Wozu ist der Mensch fähig, im Guten wie im Bösen? Hasenjagd zeigt in klaren Bildern die Schrecken des Nationalsozialismus und die Aussichtslosigkeit des Überlebens nach der Flucht aus dem KZ.




Im Konzentrationslager Mauthausen findet im Februar 1945 ein Aufstand von 500 Kriegsgefangenen statt. Inhaftiert sind Häftlinge, die sich weigerten, an der Seite der deutschen Wehrmacht zu kämpfen. Die russischen Männer warteten hier auf ihre Exekution, weil sie die Teilnahme am Zweiten Weltkrieg abgelehnt haben.
Sie wollten ihr Land nicht verraten. Im Wissen um ihren sicheren Tod wagen sie den Ausbruch. Mit nassen Decken schließen die Gefangenen den Strom der Stacheldrähte kurz und flüchten über die Mauern. Während der Flucht werden die Wachtürme mit Feuerlöschern, Kohlestücken und Holzschuhen attackiert.
150 Häftlingen gelingt die Flucht - die anderen werden gnadenlos erschossen.

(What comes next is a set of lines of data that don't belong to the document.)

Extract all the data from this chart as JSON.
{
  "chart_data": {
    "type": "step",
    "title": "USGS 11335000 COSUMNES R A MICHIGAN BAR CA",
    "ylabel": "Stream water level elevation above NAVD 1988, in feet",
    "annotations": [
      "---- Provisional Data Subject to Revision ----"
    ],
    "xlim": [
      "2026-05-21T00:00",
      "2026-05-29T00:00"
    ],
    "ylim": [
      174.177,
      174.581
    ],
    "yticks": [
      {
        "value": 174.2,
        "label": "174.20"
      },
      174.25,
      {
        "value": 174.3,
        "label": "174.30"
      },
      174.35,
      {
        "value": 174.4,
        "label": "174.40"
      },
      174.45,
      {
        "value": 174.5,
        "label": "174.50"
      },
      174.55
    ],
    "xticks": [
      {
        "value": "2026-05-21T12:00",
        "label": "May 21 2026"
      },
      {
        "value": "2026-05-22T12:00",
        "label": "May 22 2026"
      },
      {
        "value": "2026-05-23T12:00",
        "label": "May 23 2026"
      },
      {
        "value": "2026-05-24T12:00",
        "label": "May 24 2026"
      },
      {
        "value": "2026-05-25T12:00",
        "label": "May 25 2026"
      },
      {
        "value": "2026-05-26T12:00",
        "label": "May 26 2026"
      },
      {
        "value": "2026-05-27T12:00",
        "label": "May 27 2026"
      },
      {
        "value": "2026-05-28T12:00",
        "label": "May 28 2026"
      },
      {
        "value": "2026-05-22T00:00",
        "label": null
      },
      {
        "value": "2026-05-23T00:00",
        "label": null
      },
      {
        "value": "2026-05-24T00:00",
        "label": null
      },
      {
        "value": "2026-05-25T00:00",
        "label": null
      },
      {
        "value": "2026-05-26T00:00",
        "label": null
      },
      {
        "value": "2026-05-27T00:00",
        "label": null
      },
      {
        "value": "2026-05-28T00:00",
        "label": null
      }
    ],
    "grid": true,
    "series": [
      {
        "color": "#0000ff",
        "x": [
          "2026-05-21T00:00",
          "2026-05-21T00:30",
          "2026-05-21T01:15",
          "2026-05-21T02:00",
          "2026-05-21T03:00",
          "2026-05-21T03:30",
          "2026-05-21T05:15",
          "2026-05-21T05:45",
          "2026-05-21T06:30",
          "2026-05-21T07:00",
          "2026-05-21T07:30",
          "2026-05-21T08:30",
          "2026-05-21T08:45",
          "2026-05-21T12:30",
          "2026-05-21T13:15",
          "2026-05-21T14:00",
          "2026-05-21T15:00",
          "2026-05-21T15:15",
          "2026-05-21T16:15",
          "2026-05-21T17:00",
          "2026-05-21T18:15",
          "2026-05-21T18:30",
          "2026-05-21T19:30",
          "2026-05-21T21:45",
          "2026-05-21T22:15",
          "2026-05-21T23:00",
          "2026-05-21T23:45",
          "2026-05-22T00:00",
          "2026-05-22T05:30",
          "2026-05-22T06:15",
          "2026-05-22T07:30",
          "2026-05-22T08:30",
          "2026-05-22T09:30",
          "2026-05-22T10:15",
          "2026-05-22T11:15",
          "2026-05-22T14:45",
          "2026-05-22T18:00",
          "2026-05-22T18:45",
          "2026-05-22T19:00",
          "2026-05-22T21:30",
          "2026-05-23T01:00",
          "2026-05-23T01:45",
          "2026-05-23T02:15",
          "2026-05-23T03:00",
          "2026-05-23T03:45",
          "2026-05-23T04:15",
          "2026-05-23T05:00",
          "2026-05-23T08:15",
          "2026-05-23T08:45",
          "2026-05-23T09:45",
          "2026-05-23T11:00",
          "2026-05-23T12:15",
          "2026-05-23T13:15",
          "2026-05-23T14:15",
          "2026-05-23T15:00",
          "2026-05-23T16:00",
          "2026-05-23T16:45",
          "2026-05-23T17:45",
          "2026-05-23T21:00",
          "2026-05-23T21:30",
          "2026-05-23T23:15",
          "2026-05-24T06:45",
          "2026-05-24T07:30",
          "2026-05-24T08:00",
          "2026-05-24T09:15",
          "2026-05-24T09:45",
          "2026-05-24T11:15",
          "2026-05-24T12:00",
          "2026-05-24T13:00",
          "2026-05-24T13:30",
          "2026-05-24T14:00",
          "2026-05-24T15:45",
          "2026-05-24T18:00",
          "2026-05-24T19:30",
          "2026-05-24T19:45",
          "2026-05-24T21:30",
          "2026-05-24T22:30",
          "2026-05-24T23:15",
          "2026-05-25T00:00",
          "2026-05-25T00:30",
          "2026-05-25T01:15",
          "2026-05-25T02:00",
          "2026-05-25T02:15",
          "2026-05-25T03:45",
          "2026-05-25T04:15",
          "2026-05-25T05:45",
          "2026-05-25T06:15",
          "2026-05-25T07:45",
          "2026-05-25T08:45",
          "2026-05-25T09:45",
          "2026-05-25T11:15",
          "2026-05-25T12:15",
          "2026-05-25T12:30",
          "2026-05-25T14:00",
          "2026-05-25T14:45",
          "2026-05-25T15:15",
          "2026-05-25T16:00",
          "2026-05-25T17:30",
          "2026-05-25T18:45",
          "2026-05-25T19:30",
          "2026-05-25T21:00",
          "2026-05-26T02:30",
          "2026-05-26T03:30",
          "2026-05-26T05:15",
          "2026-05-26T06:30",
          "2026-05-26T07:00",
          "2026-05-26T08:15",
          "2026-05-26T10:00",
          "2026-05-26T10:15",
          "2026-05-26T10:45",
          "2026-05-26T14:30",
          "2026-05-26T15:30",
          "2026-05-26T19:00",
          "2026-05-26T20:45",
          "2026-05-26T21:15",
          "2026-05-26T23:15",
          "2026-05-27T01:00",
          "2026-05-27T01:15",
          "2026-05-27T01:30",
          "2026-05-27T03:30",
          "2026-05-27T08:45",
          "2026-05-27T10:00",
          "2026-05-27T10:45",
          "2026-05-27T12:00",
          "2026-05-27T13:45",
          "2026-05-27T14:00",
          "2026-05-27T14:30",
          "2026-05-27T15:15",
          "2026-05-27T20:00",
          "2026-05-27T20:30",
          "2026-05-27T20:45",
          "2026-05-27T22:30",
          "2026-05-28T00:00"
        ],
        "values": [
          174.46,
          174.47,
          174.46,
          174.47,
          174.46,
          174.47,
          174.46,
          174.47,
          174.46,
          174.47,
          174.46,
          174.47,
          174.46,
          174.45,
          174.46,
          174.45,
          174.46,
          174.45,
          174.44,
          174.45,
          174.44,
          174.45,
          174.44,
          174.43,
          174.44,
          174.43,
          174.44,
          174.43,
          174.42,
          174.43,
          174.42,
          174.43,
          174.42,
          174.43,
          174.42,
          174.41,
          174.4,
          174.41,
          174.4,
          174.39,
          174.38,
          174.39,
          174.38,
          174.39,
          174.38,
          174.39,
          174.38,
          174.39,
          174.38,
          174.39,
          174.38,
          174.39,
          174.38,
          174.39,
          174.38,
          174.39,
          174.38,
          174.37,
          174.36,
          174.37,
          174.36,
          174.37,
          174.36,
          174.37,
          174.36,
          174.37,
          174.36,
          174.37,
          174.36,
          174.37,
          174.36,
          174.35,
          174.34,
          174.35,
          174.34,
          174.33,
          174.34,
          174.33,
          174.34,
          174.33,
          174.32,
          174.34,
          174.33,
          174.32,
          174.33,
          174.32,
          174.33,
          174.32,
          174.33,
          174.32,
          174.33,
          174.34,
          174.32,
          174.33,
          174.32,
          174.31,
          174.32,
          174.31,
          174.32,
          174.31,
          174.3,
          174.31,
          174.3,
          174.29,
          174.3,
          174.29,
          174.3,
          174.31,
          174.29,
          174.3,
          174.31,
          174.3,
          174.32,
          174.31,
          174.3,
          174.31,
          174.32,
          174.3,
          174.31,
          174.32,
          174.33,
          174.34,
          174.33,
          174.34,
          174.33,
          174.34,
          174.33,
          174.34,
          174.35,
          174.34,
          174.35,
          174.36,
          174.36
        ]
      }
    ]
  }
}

Noch in derselben Nacht ruft die SS die Bevölkerung dazu auf, "die Kzler zu jagen wie die Hasen". Nur neun Gefangene überleben die Flucht. Zwei der Geflüchteten (Oliver Broumis, Merab Ninidze) werden von einer Bäuerin (Elfriede Irrall) versteckt. Sie selbst hat ihre Söhne an die Front ziehen sehen und nimmt die Verantwortung für sich, ihre Familie und die beiden Russen auf sich. Von diesen beiden jungen Männern erzählt der Film von Andreas Gruber in "Hasenjagd".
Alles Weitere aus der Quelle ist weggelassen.